Até 1997, a simples menção da cidade como roteiro de viagem levava muita gente a se coçar. As lembranças dos borrachudos, suas picadas e zoadas noturnas, faziam muitos desistirem dos planos de uma temporada agradável num dos mais belos cartões-postais do Estado.

A cidade era quase que exclusiva de velejadores, que sobre as ondas do mar não tinham qualquer problema com insetos voadores. Ricos e famosos, incluindo muitos estrangeiros, construíram suas mansões dotadas de toda mordomia, incluindo inseparáveis mosquiteiros.

A Prefeitura sentiu que era preciso agir e lançou mão de um amplo trabalho de desinfecção dos focos dos insetos que eram mesmo irritantes. Os bichinhos foram atacados nos mananciais, deixando de incomodar os alérgicos, que puderam voltar à ilha, numa boa.

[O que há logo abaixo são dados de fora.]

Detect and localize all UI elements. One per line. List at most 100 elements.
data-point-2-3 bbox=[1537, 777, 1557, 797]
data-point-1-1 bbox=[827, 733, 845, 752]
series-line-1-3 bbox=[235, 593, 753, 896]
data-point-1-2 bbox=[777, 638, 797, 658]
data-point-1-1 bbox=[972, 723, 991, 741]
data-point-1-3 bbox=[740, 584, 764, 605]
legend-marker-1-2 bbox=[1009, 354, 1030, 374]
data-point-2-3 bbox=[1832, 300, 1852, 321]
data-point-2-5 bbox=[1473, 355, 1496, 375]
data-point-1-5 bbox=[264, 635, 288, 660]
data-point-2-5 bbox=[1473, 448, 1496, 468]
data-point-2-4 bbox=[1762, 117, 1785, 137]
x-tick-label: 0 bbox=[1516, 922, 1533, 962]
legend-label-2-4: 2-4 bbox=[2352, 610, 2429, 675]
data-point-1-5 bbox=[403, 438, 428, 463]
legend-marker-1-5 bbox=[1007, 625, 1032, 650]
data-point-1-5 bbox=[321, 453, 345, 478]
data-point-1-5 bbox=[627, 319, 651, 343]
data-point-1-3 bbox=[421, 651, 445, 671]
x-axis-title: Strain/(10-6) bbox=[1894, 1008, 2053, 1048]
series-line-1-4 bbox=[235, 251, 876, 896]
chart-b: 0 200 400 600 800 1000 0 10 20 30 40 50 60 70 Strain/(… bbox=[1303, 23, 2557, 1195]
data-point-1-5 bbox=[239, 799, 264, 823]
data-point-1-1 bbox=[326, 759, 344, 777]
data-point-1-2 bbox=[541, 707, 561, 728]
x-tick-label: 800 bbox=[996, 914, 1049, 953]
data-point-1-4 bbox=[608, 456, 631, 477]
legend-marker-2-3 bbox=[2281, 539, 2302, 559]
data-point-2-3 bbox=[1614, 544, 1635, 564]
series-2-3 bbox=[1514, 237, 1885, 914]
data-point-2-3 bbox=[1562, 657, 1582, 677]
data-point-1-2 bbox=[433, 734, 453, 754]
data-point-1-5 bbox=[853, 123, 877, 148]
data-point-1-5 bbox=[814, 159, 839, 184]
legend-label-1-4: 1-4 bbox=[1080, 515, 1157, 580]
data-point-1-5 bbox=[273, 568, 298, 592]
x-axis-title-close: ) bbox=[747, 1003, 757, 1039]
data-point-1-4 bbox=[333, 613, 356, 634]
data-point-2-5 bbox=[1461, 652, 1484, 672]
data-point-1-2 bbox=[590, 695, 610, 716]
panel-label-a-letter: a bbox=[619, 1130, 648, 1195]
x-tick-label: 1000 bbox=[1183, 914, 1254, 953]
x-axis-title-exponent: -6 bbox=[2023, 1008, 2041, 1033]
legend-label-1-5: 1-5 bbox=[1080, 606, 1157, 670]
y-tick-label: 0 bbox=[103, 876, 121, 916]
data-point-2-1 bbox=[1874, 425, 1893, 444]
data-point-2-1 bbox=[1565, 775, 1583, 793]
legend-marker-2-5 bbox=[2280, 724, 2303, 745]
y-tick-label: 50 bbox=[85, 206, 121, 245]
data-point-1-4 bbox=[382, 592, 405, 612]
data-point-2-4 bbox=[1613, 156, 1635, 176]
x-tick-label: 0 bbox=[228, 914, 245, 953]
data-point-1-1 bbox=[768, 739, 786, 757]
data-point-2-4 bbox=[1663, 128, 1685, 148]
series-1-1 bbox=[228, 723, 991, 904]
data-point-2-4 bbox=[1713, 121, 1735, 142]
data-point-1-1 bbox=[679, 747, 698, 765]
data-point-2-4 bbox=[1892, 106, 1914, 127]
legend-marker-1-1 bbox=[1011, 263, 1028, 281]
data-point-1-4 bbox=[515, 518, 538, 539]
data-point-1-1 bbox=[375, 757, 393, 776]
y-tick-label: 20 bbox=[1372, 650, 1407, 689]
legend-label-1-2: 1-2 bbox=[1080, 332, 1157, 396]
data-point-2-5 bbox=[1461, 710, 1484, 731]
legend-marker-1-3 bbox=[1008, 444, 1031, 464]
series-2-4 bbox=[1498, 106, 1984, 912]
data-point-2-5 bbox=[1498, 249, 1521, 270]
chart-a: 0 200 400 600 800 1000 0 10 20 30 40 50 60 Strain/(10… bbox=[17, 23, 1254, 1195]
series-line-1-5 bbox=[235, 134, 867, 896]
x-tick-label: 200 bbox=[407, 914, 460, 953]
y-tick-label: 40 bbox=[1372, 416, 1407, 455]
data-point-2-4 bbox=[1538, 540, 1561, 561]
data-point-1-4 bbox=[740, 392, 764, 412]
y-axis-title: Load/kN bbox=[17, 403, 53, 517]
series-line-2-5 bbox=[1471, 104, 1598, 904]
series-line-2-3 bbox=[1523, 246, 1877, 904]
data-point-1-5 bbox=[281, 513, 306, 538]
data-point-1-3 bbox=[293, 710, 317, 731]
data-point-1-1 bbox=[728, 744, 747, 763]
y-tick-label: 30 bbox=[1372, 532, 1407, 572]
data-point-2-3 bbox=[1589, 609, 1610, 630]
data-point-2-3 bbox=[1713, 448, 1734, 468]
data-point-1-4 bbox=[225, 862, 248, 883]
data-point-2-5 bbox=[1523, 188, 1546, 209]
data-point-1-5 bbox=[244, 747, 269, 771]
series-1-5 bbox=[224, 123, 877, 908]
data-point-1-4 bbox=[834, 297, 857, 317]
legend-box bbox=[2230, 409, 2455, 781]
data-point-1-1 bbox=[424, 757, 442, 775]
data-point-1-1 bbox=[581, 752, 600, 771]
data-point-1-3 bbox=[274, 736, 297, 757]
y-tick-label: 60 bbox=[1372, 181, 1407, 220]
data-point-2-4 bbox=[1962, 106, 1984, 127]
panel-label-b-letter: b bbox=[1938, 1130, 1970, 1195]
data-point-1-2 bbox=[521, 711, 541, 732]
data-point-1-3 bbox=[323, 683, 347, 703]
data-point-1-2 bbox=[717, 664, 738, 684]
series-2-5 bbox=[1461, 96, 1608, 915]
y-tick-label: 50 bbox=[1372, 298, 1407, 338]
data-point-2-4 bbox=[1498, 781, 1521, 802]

Surgiram novos restaurantes, hotéis, pousadas e campings, agora convidativos, por conta de uma noite bem dormida. Mas o trabalho não parou aí. A limpeza dos pontos turísticos foi intensificada, o Centro Histórico passou por uma remodelação e o Passeio Público Sobre o Mar entrou em sua fase final de construção para se transformar no mais novo cartão-postal da “Capital da Vela”.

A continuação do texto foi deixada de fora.